Und dann dürfen wir nicht vergessen, daß der heilige Pius V. das Gebet, insbesondere den Rosenkranz, empfohlen hat. In der Tat waren ‚die ersten Schritte der Kirche in der Welt vom Gebet vorgegeben. Die apostolischen Schriften und der große Bericht der Apostelgeschichte geben uns das Bild einer Kirche wieder, die auf dem Weg ist, einer tatkräftigen Kirche, die jedoch in den Gebetsversammlungen die Grundlage und den Impuls für das missionarische Wirken findet’ (Katechese, 25. November 2020).

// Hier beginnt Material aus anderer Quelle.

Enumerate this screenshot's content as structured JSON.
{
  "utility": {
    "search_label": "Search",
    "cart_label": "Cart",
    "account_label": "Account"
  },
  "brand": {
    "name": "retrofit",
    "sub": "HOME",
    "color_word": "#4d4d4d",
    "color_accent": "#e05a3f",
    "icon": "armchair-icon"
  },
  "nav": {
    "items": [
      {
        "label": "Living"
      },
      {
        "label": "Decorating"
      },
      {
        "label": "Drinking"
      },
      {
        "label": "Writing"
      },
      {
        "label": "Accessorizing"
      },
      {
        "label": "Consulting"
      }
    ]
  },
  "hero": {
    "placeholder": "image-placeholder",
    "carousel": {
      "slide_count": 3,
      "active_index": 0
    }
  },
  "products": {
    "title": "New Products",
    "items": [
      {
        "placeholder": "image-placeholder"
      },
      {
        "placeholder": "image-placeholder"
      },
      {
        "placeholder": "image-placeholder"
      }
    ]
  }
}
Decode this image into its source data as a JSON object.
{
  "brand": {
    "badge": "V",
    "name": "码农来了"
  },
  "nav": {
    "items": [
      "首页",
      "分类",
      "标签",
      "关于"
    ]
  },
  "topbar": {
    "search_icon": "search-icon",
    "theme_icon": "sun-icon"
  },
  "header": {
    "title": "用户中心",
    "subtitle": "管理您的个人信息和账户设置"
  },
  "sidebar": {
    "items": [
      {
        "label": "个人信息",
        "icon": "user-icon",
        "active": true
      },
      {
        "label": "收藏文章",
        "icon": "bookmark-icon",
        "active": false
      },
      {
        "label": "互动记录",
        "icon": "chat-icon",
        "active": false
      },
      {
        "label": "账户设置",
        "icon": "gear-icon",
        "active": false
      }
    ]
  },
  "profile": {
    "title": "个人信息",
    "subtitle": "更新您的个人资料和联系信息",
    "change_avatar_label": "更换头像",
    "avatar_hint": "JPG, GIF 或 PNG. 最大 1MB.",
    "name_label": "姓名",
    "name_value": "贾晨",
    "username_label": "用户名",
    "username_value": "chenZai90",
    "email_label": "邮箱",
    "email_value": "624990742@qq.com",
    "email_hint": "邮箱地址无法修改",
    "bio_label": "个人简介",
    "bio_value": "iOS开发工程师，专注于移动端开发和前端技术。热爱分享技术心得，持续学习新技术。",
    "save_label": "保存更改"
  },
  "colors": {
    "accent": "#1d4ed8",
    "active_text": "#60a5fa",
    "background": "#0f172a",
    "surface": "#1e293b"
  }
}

Auf diese Weise, liebe Freunde aus Alessandria, habe ich euch an die vier Koordinaten erinnert, die uns auf unserem kirchlichen Weg leiten, wie es in Apostelgeschichte 2,42 heißt: ‚Sie hielten an der Lehre der Apostel fest und an der Gemeinschaft, am Brechen des Brotes und an den Gebeten.‘ Der Lehre der Apostel folgen, der Lehre der Kirche; in der Gemeinschaft leben, nicht im Krieg unter uns; eucharistisch leben, das Brot brechen und beten: Schön, nicht wahr? Es ist machbar.“
Text: Giuseppe Nardi
Bild: Vatican.va (Screenshots)
Papst Pius V. schloss sein berühmte Bulle mit folgenden Worten:
… „Überhaupt keinem Menschen also sei es erlaubt, dieses Blatt, auf dem Erlaubnis, Beschluss, Anordnung, Auftrag, Vorschrift, Bewilligung, Indult, Erklärung, Wille, Festsetzung und Verbot von uns aufgezeichnet sind, zu verletzen oder ihm im unbesonnenem Wagnis zuwiderzuhandeln. Wenn aber jemand sich herausnehmen sollte, dies anzutasten, so soll er wissen, dass er den Zorn des Allmächtigen Gottes und Seiner Heiligen Apostel Petrus und Paulus auf sich ziehen wird“.